In the gospel, Jesus echoes Wisdom, offering himself now not only as the hostess with the mostest but as the food and drink in itself. This is more than life changing, this gives us life forever. I find it hard to know what to make of the “life forever” imagery all through John to be honest. As a child I thought there is this place called heaven where we all end up and then when I got older I thought – it’s not a physical place but our internal essence and personality is somehow preserved in relation to God and everyone. And now I just don’t know. I don’t know about “live forever” when even things that are good in this life never last forever. The weather or your mood changes, the people you love move away or get busy, you find you have to be preoccupied with new concerns. The positivity and optimism with which I begin any project, endeavour or relationship at some point begins to flag.

We eat the bread that we believe is Jesus and even if we get on some sort of a spiritual high (and in the past I have done just that) then we return to real life, to ordinary life and not only is life mundane but we are still flawed and mundane too. So is Wisdom a liar? Is it really just a one night stand? At times I have felt that as well, I have felt that this whole “faith” deal that I have been seduced into is a huge con and I have felt very angry. And when we read on about Solomon, sure he did some impressive things but he’s not perfect ever after.

But then when we get back to Wisdom she asked us to leave aside that immaturity; the need for constant reassurance and convenient on-demand grace, the expectation that God will take all the responsibility for this relationship and we don’t have to work at it at all. If I am honest I don’t always “work at it”; I used to dutifully “pray” every day, by set formulas that I was taught and that I did to prove my commitment and I used to beat myself up about how much my mind wanders during those times. What I did I did out of guilt and feelings of unworthiness, out of a commitment that was more fear than love.

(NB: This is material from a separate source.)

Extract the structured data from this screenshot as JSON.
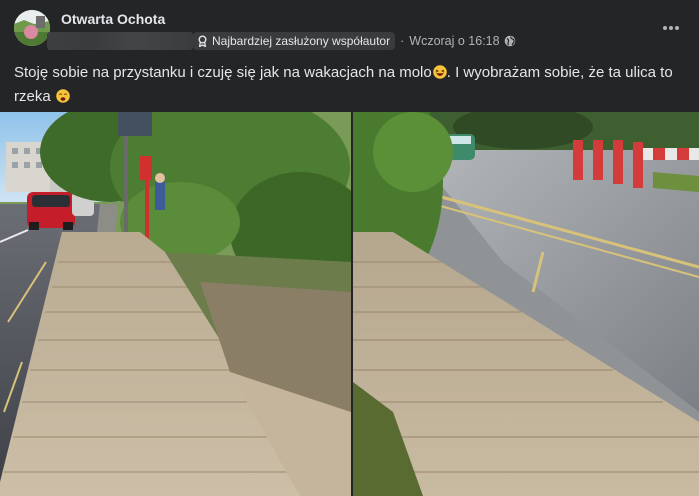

Now as a border-line atheist…well not a very good one…I rarely force myself to pray. Now prayer is more something I fall into when I walk in nature, or at work when I am patting the children to sleep or late at night at my best friend’s house when my head is spinning with the wine the writer of Ephesians doesn’t think I should be drinking. And at church too when the vibe happens to be right. I fall into a prayer which may be hard to give words to- or which might just quote words of songs or bible texts, poetry or something I read. I fall into prayer that says “I am here, please help me find meaning in that” prayer that says “please let me feel that you are here”, prayer that says “I want things to be different” “I want to be different” and lately preciously “I now know you love me and I want to weep with relief at that knowledge”

And from moment to moment I have not always been able to find traces of grace in my life, I have not always felt the transformative presence of God and I will still have the grey empty days of weeping and the night terrors of God’s absence. Part of any relationship is absence, emptiness and disconnection after all (it took me a long, long time to accept that). From moment to moment I can’t and don’t believe that I have eaten something remarkable, the bread of life. But when I fall into prayer (like falling in love) then I trace the eternity within that moment not only as an ecstasy or euphoria (which marked more of my “spiritual” experiences early in life) but as a quiet acceptance of self and other and a quiet dissatisfaction with injustice that I feel was planted in me the first time I met Wisdom and now makes up most of what I acknowledge as my identity (even though I don’t always know what to do about it).

And when I look at the journey of my 3 year old self, my childhood, adolescence, turmoils of my early adulthood to middle-aged me – at the same time that the aging process begins to make ideas of “eternity” more ridiculous than ever there is some sort of faithfulness and stubbornness by the presence of God that makes me cautiously hope there is meaning somewhere in the journey. And why would an eternal God be faithful to a slow-learning and non-eternal me? So I am always up for some of Wisdom’s bread and wine and transformative possibility.